The early stage worm embryo. Components of the cell division machinery are tagged with a fluorescent marker so that individual cells can be traced during development
His latest project, on a gene called latrophilin, has taken him on a journey that involves worm embryos, Attention-deficit hyperactivity disorder (ADHD), and, most unexpectedly of all, the toxin from the Black Widow Spider.
Dr Russ and his group in the department, together with colleagues in Germany, Japan, and the States, have published their findings in Developmental Cell.1
Dr. Russ works on so-called 'orphan genes' - genes that have been identified by genome sequencing but for which there is little or no information about how they work and whether they might be used for pharmaceutical development.
Some of these orphan genes belong to a large gene family which codes for proteins known as GPCRs (G Protein-Coupled Receptors). GPCR proteins sit in the cell membrane and have external and internal portions. They sense molecules outside the cell and relay a signal to the cell's interior.

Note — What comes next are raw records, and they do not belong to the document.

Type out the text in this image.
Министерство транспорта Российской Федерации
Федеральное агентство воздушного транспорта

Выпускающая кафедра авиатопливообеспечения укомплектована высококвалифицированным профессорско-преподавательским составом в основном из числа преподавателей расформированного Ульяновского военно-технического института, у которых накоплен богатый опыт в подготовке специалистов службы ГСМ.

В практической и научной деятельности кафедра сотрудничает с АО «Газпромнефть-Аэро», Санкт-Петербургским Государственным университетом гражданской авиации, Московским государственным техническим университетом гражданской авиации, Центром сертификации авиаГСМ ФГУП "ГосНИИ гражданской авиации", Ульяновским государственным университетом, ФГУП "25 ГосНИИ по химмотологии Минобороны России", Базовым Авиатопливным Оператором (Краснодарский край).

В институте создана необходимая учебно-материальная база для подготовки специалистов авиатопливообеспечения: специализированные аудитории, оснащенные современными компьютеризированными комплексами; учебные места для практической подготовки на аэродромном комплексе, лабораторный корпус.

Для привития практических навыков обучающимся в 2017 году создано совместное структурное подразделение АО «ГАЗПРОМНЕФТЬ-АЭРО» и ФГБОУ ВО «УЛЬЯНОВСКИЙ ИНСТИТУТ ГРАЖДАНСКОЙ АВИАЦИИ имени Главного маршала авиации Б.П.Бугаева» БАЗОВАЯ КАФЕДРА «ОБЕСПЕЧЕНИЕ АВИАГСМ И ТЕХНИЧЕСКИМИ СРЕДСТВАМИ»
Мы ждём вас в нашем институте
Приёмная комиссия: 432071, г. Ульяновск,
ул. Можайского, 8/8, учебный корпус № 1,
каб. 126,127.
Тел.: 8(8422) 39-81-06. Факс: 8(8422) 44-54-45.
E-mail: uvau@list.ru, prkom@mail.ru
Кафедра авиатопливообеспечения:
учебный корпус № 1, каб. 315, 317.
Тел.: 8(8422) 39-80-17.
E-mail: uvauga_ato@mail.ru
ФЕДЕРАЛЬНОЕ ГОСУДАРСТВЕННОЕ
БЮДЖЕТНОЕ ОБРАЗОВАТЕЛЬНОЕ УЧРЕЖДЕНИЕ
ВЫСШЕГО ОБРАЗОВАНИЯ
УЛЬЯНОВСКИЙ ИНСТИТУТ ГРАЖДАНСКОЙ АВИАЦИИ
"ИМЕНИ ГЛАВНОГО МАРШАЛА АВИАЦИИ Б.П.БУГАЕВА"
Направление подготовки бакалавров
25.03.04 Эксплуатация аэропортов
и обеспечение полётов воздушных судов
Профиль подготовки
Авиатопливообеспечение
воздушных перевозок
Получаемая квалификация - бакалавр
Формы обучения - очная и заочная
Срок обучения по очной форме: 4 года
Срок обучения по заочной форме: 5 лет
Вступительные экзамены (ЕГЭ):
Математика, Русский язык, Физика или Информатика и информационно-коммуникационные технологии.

The family has become a focus for drug development because some of its members are known to be involved in disease. Around half of all drugs target a GPCR protein, including those widely used to treat conditions such as allergies, heart disease and psychiatric disorders.
Only a small fraction of the GPCR genes in the genome, though, are currently targeted by medicines. 'GPCR genes like latrophilin look like existing drug targets, but to predict their medical potential we have to understand their function first,' says Dr Russ.